Moreover, digital platforms play a crucial role in the (re)definition of territories: let’s think, for example, of how logistic platforms and their infrastructures have changed urban landscapes and global connections in recent decades, or how much social habits have been transformed by the use of digital tools for navigation or social activities. From this point of view, INCA considers the role of GAFAMs in the implementation of new public infrastructures governed by private strategies as political aspects with a strong impact on urban governance and democracy.

Finally, GAFAM do not only have a direct influence on law-making process or industrial relations, but they indirectly influence such spheres indirectly as they shape the public opinion too. In this light, INCA analyses how platforms constantly produce a narrative on themselves – the positive and appealing impact of digital technologies, the usability of e-commerce, the flexibility of platform labour, the social benefits these corporations spread – through their activities, on media, with advertisements. The risk is to reduce the public debate to a flat and passive endorsement while policy makers have difficulties to orient their regulatory activities.

For sure, platforms grew up in many cases moving through the empty spaces of existing legislative codes. However, European institutions increasingly perceive how, veiled under the curtain of an overly optimistic picture of a digital society, in which democratic and open access to information, goods and services is there for everyone, the technological advancement may come with potential threats.

In this perspective, the European Commission’s Political Guidelines set for 2019-2024 include among its strategic priorities A Europe fit for the digital age and A new push for European democracy. In addition, the Digital Market Act and the Digital Service Act have been promulgated that respectively regulate competition in digital markets and mitigate the undesirable social effects of the provision of digital services.

Yet, the digital strategies and priorities of the European Union have been conceived of and have been implemented under a strong political pressure exerted by GAFAM. Which is the impact has been of such political activities on the European regulatory framework built to regulate digital capitalism?

To address  these questions, the INCA project on the one hand contributes to the debate with guidelines, conceptual tools and data,the overall aim of which is to support policy makers in achieving a better understanding of the social, economic, infrastructural, and political aspects of the increasing role of digital platforms on our daily life . On the other hand, INCA plays a watchdog role to monitor the way in which the political activity of GAFAM pushes to mould policy making.

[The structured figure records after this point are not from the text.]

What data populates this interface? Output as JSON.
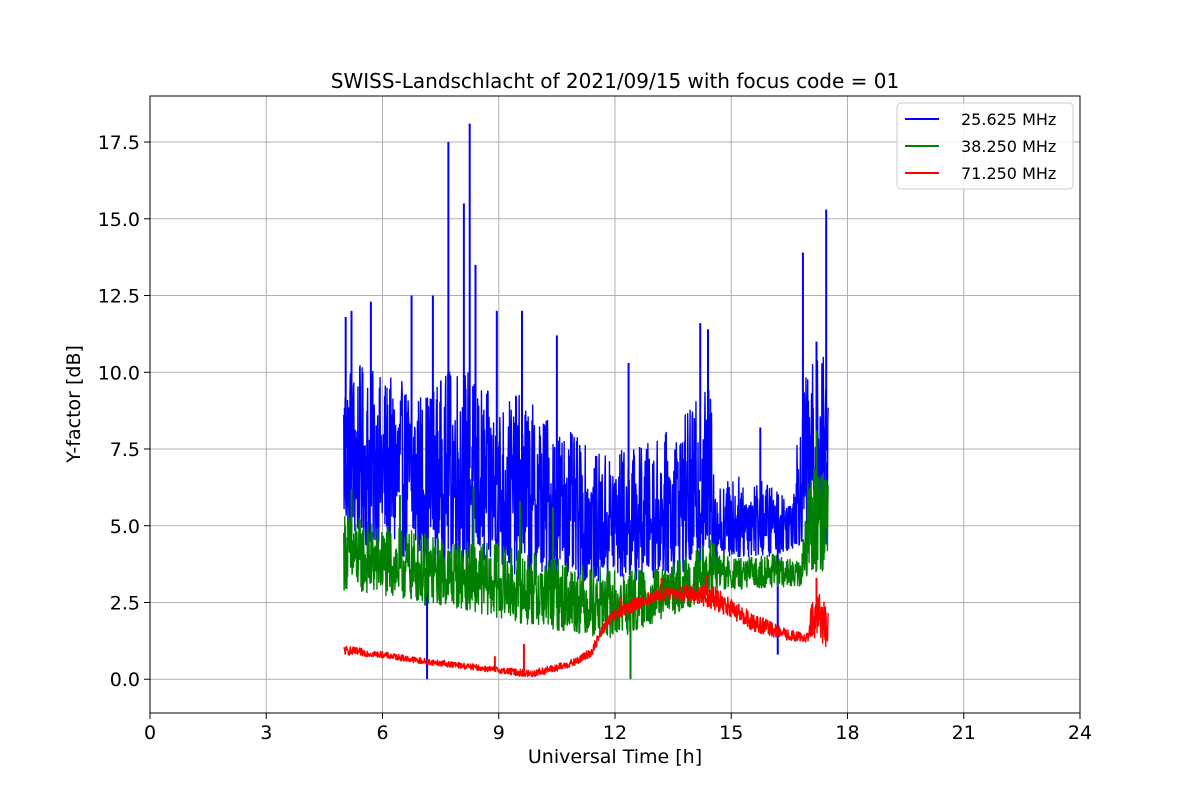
{
  "chart_data": {
    "type": "line",
    "title": "SWISS-Landschlacht of 2021/09/15 with focus code = 01",
    "xlabel": "Universal Time [h]",
    "ylabel": "Y-factor [dB]",
    "xlim": [
      0,
      24
    ],
    "ylim": [
      -1.1,
      19.0
    ],
    "xticks": [
      0,
      3,
      6,
      9,
      12,
      15,
      18,
      21,
      24
    ],
    "xtick_labels": [
      "0",
      "3",
      "6",
      "9",
      "12",
      "15",
      "18",
      "21",
      "24"
    ],
    "yticks": [
      0.0,
      2.5,
      5.0,
      7.5,
      10.0,
      12.5,
      15.0,
      17.5
    ],
    "ytick_labels": [
      "0.0",
      "2.5",
      "5.0",
      "7.5",
      "10.0",
      "12.5",
      "15.0",
      "17.5"
    ],
    "grid": true,
    "legend_position": "top-right",
    "series": [
      {
        "name": "25.625 MHz",
        "color": "#0000ff",
        "band_low": [
          [
            5.0,
            4.6
          ],
          [
            5.5,
            4.3
          ],
          [
            6.0,
            4.2
          ],
          [
            6.5,
            4.0
          ],
          [
            7.0,
            3.9
          ],
          [
            7.5,
            3.9
          ],
          [
            8.0,
            3.8
          ],
          [
            8.5,
            3.6
          ],
          [
            9.0,
            3.5
          ],
          [
            9.5,
            3.4
          ],
          [
            10.0,
            3.3
          ],
          [
            10.5,
            3.2
          ],
          [
            11.0,
            3.2
          ],
          [
            11.5,
            3.2
          ],
          [
            12.0,
            3.2
          ],
          [
            12.5,
            3.2
          ],
          [
            13.0,
            3.3
          ],
          [
            13.5,
            3.4
          ],
          [
            14.0,
            3.5
          ],
          [
            14.5,
            3.8
          ],
          [
            14.6,
            3.8
          ],
          [
            15.0,
            3.9
          ],
          [
            15.5,
            4.0
          ],
          [
            16.0,
            4.0
          ],
          [
            16.5,
            4.2
          ],
          [
            17.0,
            4.5
          ],
          [
            17.5,
            4.3
          ]
        ],
        "band_high": [
          [
            5.0,
            10.5
          ],
          [
            5.5,
            10.2
          ],
          [
            6.0,
            9.9
          ],
          [
            6.5,
            9.7
          ],
          [
            7.0,
            9.4
          ],
          [
            7.5,
            9.8
          ],
          [
            8.0,
            10.5
          ],
          [
            8.5,
            9.6
          ],
          [
            9.0,
            9.1
          ],
          [
            9.5,
            9.3
          ],
          [
            10.0,
            8.9
          ],
          [
            10.5,
            8.4
          ],
          [
            11.0,
            7.9
          ],
          [
            11.5,
            7.3
          ],
          [
            12.0,
            7.5
          ],
          [
            12.5,
            7.6
          ],
          [
            13.0,
            7.8
          ],
          [
            13.5,
            8.2
          ],
          [
            14.0,
            8.9
          ],
          [
            14.5,
            9.8
          ],
          [
            14.6,
            6.3
          ],
          [
            15.0,
            6.6
          ],
          [
            15.5,
            6.6
          ],
          [
            16.0,
            6.4
          ],
          [
            16.5,
            6.0
          ],
          [
            17.0,
            10.5
          ],
          [
            17.5,
            10.6
          ]
        ],
        "spikes": [
          [
            5.05,
            11.8
          ],
          [
            5.2,
            12.0
          ],
          [
            5.7,
            12.3
          ],
          [
            6.75,
            12.5
          ],
          [
            7.3,
            12.5
          ],
          [
            7.7,
            17.5
          ],
          [
            8.1,
            15.5
          ],
          [
            8.25,
            18.1
          ],
          [
            8.4,
            13.5
          ],
          [
            8.95,
            12.0
          ],
          [
            9.6,
            12.0
          ],
          [
            10.5,
            11.2
          ],
          [
            12.35,
            10.3
          ],
          [
            14.2,
            11.6
          ],
          [
            14.4,
            11.4
          ],
          [
            15.75,
            8.2
          ],
          [
            16.2,
            0.8
          ],
          [
            16.85,
            13.9
          ],
          [
            17.2,
            11.0
          ],
          [
            17.45,
            15.3
          ],
          [
            7.15,
            0.0
          ]
        ]
      },
      {
        "name": "38.250 MHz",
        "color": "#008000",
        "band_low": [
          [
            5.0,
            2.9
          ],
          [
            6.0,
            2.7
          ],
          [
            7.0,
            2.5
          ],
          [
            8.0,
            2.3
          ],
          [
            9.0,
            2.0
          ],
          [
            10.0,
            1.7
          ],
          [
            11.0,
            1.5
          ],
          [
            12.0,
            1.3
          ],
          [
            12.5,
            1.5
          ],
          [
            13.0,
            1.8
          ],
          [
            13.5,
            2.1
          ],
          [
            14.0,
            2.4
          ],
          [
            14.5,
            2.7
          ],
          [
            15.0,
            2.9
          ],
          [
            16.0,
            3.0
          ],
          [
            16.8,
            3.0
          ],
          [
            17.0,
            3.5
          ],
          [
            17.5,
            3.5
          ]
        ],
        "band_high": [
          [
            5.0,
            5.5
          ],
          [
            6.0,
            5.0
          ],
          [
            7.0,
            4.8
          ],
          [
            8.0,
            4.5
          ],
          [
            9.0,
            4.4
          ],
          [
            10.0,
            4.1
          ],
          [
            11.0,
            3.8
          ],
          [
            12.0,
            3.6
          ],
          [
            12.5,
            3.6
          ],
          [
            13.0,
            3.6
          ],
          [
            13.5,
            3.8
          ],
          [
            14.0,
            4.1
          ],
          [
            14.5,
            4.6
          ],
          [
            15.0,
            3.9
          ],
          [
            16.0,
            4.1
          ],
          [
            16.8,
            3.8
          ],
          [
            17.0,
            7.0
          ],
          [
            17.5,
            7.4
          ]
        ],
        "spikes": [
          [
            5.2,
            6.2
          ],
          [
            6.45,
            6.0
          ],
          [
            8.35,
            6.3
          ],
          [
            9.55,
            5.8
          ],
          [
            10.4,
            5.6
          ],
          [
            12.4,
            0.0
          ],
          [
            7.1,
            2.4
          ],
          [
            16.2,
            3.2
          ],
          [
            17.2,
            8.1
          ]
        ]
      },
      {
        "name": "71.250 MHz",
        "color": "#ff0000",
        "band_low": [
          [
            5.0,
            0.8
          ],
          [
            6.0,
            0.7
          ],
          [
            7.0,
            0.5
          ],
          [
            8.0,
            0.35
          ],
          [
            9.0,
            0.2
          ],
          [
            9.8,
            0.05
          ],
          [
            10.5,
            0.25
          ],
          [
            11.0,
            0.45
          ],
          [
            11.4,
            0.75
          ],
          [
            11.7,
            1.5
          ],
          [
            12.0,
            1.9
          ],
          [
            12.5,
            2.2
          ],
          [
            13.0,
            2.5
          ],
          [
            13.5,
            2.6
          ],
          [
            14.0,
            2.5
          ],
          [
            14.5,
            2.3
          ],
          [
            15.0,
            2.0
          ],
          [
            15.5,
            1.6
          ],
          [
            16.0,
            1.4
          ],
          [
            16.5,
            1.25
          ],
          [
            17.0,
            1.2
          ],
          [
            17.1,
            1.4
          ],
          [
            17.5,
            1.0
          ]
        ],
        "band_high": [
          [
            5.0,
            1.1
          ],
          [
            6.0,
            0.9
          ],
          [
            7.0,
            0.7
          ],
          [
            8.0,
            0.55
          ],
          [
            9.0,
            0.4
          ],
          [
            9.8,
            0.3
          ],
          [
            10.5,
            0.5
          ],
          [
            11.0,
            0.7
          ],
          [
            11.4,
            1.05
          ],
          [
            11.7,
            1.85
          ],
          [
            12.0,
            2.3
          ],
          [
            12.5,
            2.65
          ],
          [
            13.0,
            2.9
          ],
          [
            13.5,
            3.0
          ],
          [
            14.0,
            3.1
          ],
          [
            14.5,
            3.1
          ],
          [
            15.0,
            2.6
          ],
          [
            15.5,
            2.2
          ],
          [
            16.0,
            1.9
          ],
          [
            16.5,
            1.6
          ],
          [
            17.0,
            1.5
          ],
          [
            17.1,
            3.0
          ],
          [
            17.5,
            2.6
          ]
        ],
        "spikes": [
          [
            8.9,
            0.75
          ],
          [
            9.65,
            1.15
          ],
          [
            12.15,
            2.65
          ],
          [
            13.2,
            3.3
          ],
          [
            14.35,
            3.4
          ],
          [
            17.2,
            3.3
          ]
        ]
      }
    ]
  }
}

In this light, INCA is not only a research project; it is as well a political project with the ambition to create a Think Tank that both will scrutinise the evolving relationships between GAFAM, politics and society, and will organise a number of cultural activities aimed at and keeping alive critical thinking of citizens. Indeed, a central assumption is that the continuous production and dissemination of informed points of view, which may be conveyed with the support of a repertoire of cultural and artistic activities, is a necessary condition for nurturing a counter-hegemonic possibility.